Nurses worked with patients in the evening and throughout the night time and watched their interactions with other patients. They were aware if the depressed or moody patients were sad and kept to themselves or engaged with others. Nurses saw how the highly emotional, dramatic, and hypo-manic individuals either could calm themselves or required thoughtful interventions by the staff. This information was important to the assessment for patients’ readiness to duty.
As one doctor stated “It is the nurse who must lead the patients, individual by individual, back to health.... Find the rate of recovery in any particular hospital for this type and I can tell you pretty much what kind of a nursing corps there is in that hospital.”7
1 Thomas Salmon and Norman Fenton, eds., The Medical Department of the United States Army in the World War, vol X, Neuropsychiatry (Washington, DC: U.S. Government Printing Office, 1929), 281.
2 Ibid., 129.
3 Ibid., 284.
4 Lorraine Davis, Sen.

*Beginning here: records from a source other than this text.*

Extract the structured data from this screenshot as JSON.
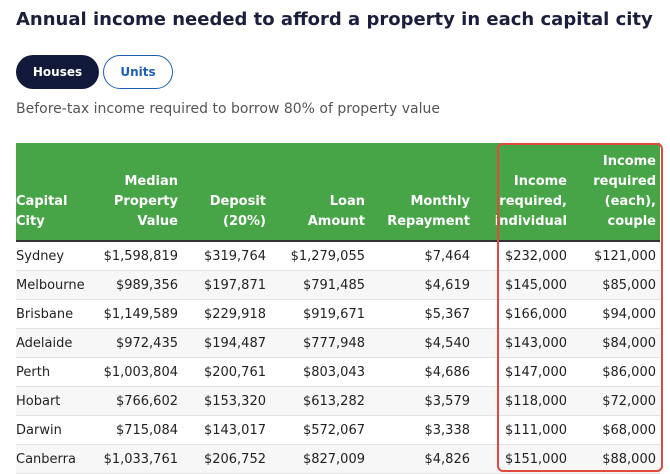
{
  "header": {
    "title": "Annual income needed to afford a property in each capital city",
    "tabs": [
      "Houses",
      "Units"
    ],
    "subtitle": "Before-tax income required to borrow 80% of property value"
  },
  "table": {
    "columns": [
      "Capital City",
      "Median Property Value",
      "Deposit (20%)",
      "Loan Amount",
      "Monthly Repayment",
      "Income required, individual",
      "Income required (each), couple"
    ],
    "rows": [
      [
        "Sydney",
        "$1,598,819",
        "$319,764",
        "$1,279,055",
        "$7,464",
        "$232,000",
        "$121,000"
      ],
      [
        "Melbourne",
        "$989,356",
        "$197,871",
        "$791,485",
        "$4,619",
        "$145,000",
        "$85,000"
      ],
      [
        "Brisbane",
        "$1,149,589",
        "$229,918",
        "$919,671",
        "$5,367",
        "$166,000",
        "$94,000"
      ],
      [
        "Adelaide",
        "$972,435",
        "$194,487",
        "$777,948",
        "$4,540",
        "$143,000",
        "$84,000"
      ],
      [
        "Perth",
        "$1,003,804",
        "$200,761",
        "$803,043",
        "$4,686",
        "$147,000",
        "$86,000"
      ],
      [
        "Hobart",
        "$766,602",
        "$153,320",
        "$613,282",
        "$3,579",
        "$118,000",
        "$72,000"
      ],
      [
        "Darwin",
        "$715,084",
        "$143,017",
        "$572,067",
        "$3,338",
        "$111,000",
        "$68,000"
      ],
      [
        "Canberra",
        "$1,033,761",
        "$206,752",
        "$827,009",
        "$4,826",
        "$151,000",
        "$88,000"
      ]
    ]
  }
}
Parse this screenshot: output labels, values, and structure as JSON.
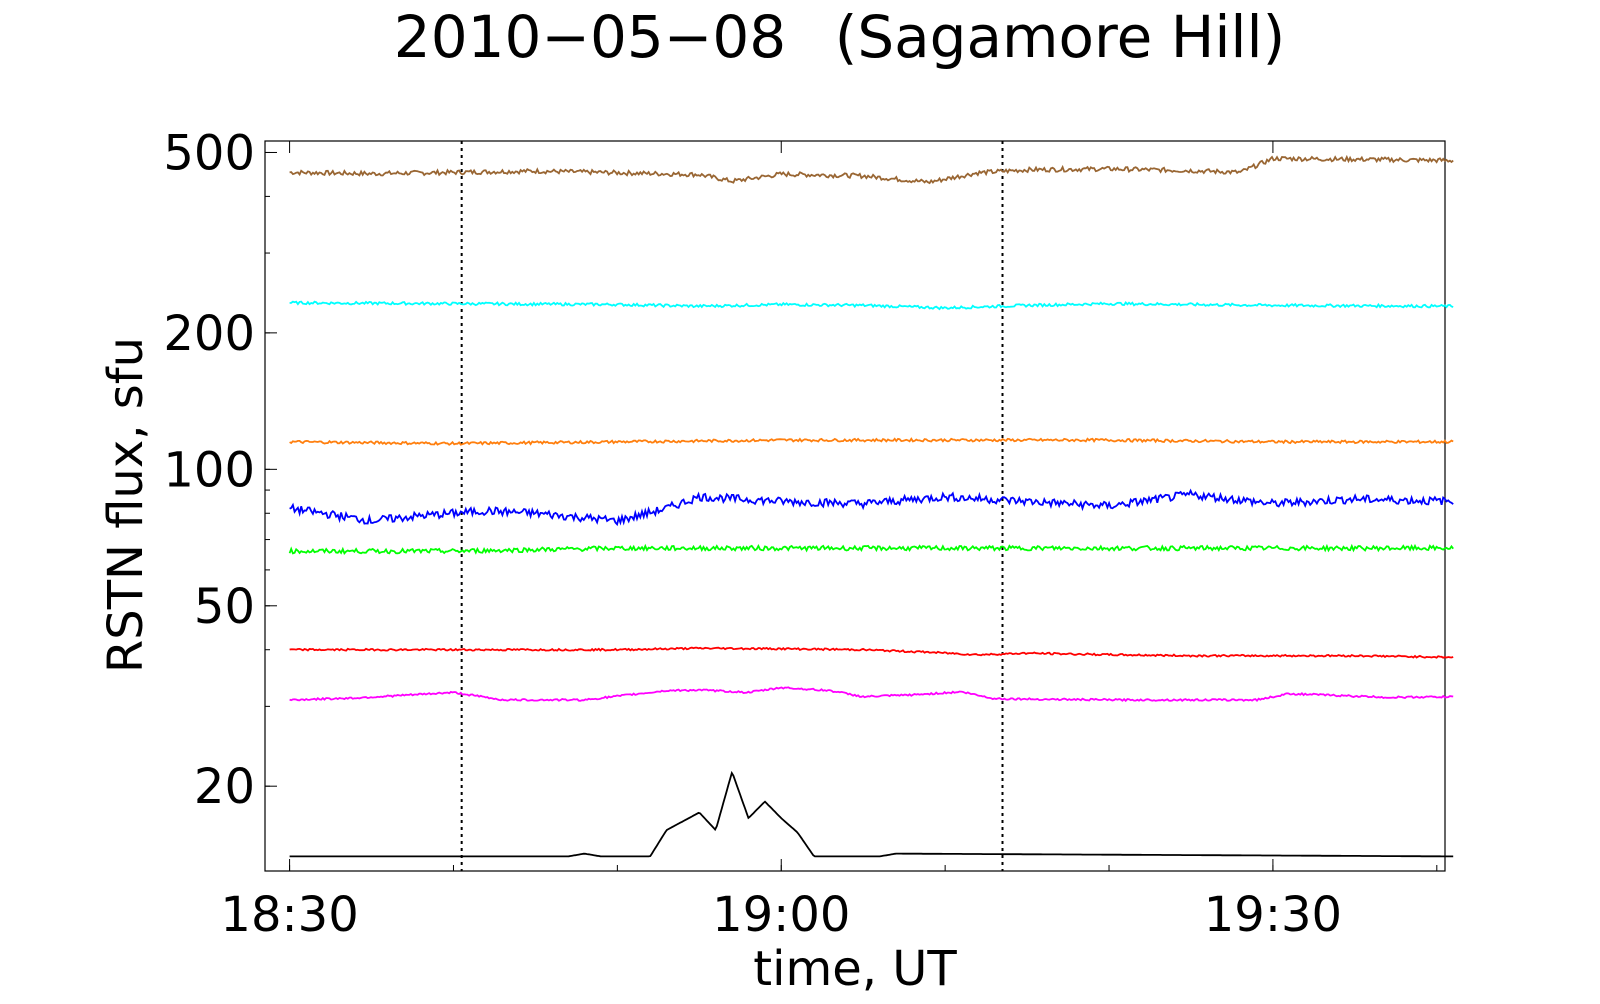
{
  "chart_data": {
    "type": "line",
    "title": "2010−05−08",
    "subtitle": "(Sagamore Hill)",
    "xlabel": "time, UT",
    "ylabel": "RSTN flux, sfu",
    "y_scale": "log",
    "ylim": [
      13,
      530
    ],
    "xlim": [
      "18:28:30",
      "19:40:30"
    ],
    "x_ticks": [
      "18:30",
      "19:00",
      "19:30"
    ],
    "y_ticks": [
      20,
      50,
      100,
      200,
      500
    ],
    "vlines": [
      "18:40:30",
      "19:13:30"
    ],
    "vline_style": "dotted",
    "grid": false,
    "legend": "none",
    "x_start": "18:30:00",
    "x_end": "19:41:00",
    "series": [
      {
        "color": "#996633",
        "x": [
          "18:30",
          "18:35",
          "18:40",
          "18:45",
          "18:50",
          "18:55",
          "18:57",
          "19:00",
          "19:05",
          "19:09",
          "19:12",
          "19:15",
          "19:20",
          "19:25",
          "19:28",
          "19:30",
          "19:35",
          "19:41"
        ],
        "values": [
          452,
          449,
          452,
          455,
          451,
          447,
          432,
          448,
          444,
          430,
          451,
          458,
          460,
          456,
          452,
          485,
          483,
          480
        ]
      },
      {
        "color": "#00ffff",
        "x": [
          "18:30",
          "18:40",
          "18:50",
          "18:55",
          "19:00",
          "19:05",
          "19:10",
          "19:15",
          "19:20",
          "19:30",
          "19:41"
        ],
        "values": [
          233,
          232,
          231,
          229,
          231,
          230,
          227,
          230,
          232,
          230,
          229
        ]
      },
      {
        "color": "#ff7f0e",
        "x": [
          "18:30",
          "18:40",
          "18:50",
          "19:00",
          "19:10",
          "19:20",
          "19:30",
          "19:41"
        ],
        "values": [
          115,
          114,
          115,
          116,
          116,
          116,
          115,
          115
        ]
      },
      {
        "color": "#0000ff",
        "x": [
          "18:30",
          "18:32",
          "18:35",
          "18:38",
          "18:42",
          "18:45",
          "18:50",
          "18:53",
          "18:55",
          "19:00",
          "19:05",
          "19:10",
          "19:15",
          "19:20",
          "19:25",
          "19:30",
          "19:35",
          "19:41"
        ],
        "values": [
          82,
          80,
          77,
          79,
          81,
          80,
          77,
          82,
          87,
          85,
          84,
          87,
          85,
          83,
          88,
          84,
          86,
          85
        ]
      },
      {
        "color": "#00ff00",
        "x": [
          "18:30",
          "18:40",
          "18:50",
          "19:00",
          "19:10",
          "19:20",
          "19:30",
          "19:41"
        ],
        "values": [
          66,
          66,
          67,
          67,
          67,
          67,
          67,
          67
        ]
      },
      {
        "color": "#ff0000",
        "x": [
          "18:30",
          "18:50",
          "18:55",
          "19:00",
          "19:05",
          "19:09",
          "19:12",
          "19:15",
          "19:20",
          "19:25",
          "19:30",
          "19:35",
          "19:41"
        ],
        "values": [
          40,
          40,
          40.3,
          40.2,
          40,
          39.5,
          39,
          39.3,
          39,
          38.8,
          38.8,
          38.8,
          38.5
        ]
      },
      {
        "color": "#ff00ff",
        "x": [
          "18:30",
          "18:34",
          "18:40",
          "18:43",
          "18:48",
          "18:53",
          "18:55",
          "18:58",
          "19:00",
          "19:03",
          "19:05",
          "19:08",
          "19:11",
          "19:13",
          "19:16",
          "19:21",
          "19:29",
          "19:31",
          "19:35",
          "19:37",
          "19:41"
        ],
        "values": [
          31,
          31.3,
          32.2,
          31,
          31,
          32.5,
          32.6,
          32.2,
          33,
          32.5,
          31.5,
          31.8,
          32.3,
          31.2,
          31.1,
          31,
          31,
          32,
          31.6,
          31.4,
          31.5
        ]
      },
      {
        "color": "#000000",
        "x": [
          "18:30",
          "18:47",
          "18:48",
          "18:49",
          "18:52",
          "18:53",
          "18:55",
          "18:56",
          "18:57",
          "18:58",
          "18:59",
          "19:00",
          "19:01",
          "19:02",
          "19:03",
          "19:06",
          "19:07",
          "19:41"
        ],
        "values": [
          14,
          14,
          14.2,
          14,
          14,
          16,
          17.5,
          16,
          21.5,
          17,
          18.5,
          17,
          15.8,
          14,
          14,
          14,
          14.2,
          14
        ]
      }
    ]
  }
}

Ed., War Psychiatry (Washington, DC: Office of the Surgeon General, 1995), 9.
5 Thomas Salmon and Norman Fenton, eds., The Medical Department of the United States Army in the World War, vol X, Neuropsychiatry (Washington, DC: U.S. Government Printing Office, 1929), 360.
6 Thomas Salmon and Norman Fenton, eds., The Medical Department of the United States Army in the World War, vol. X, Neuropsychiatry (Washington, DC: U.S. Government Printing Office, 1929), 278, 96.
7 R.E. Williams, “Organization and Scope of Neuro-psychiatric Unit,” American Journal of Nursing 18, no. 11 (August 1918), 1020.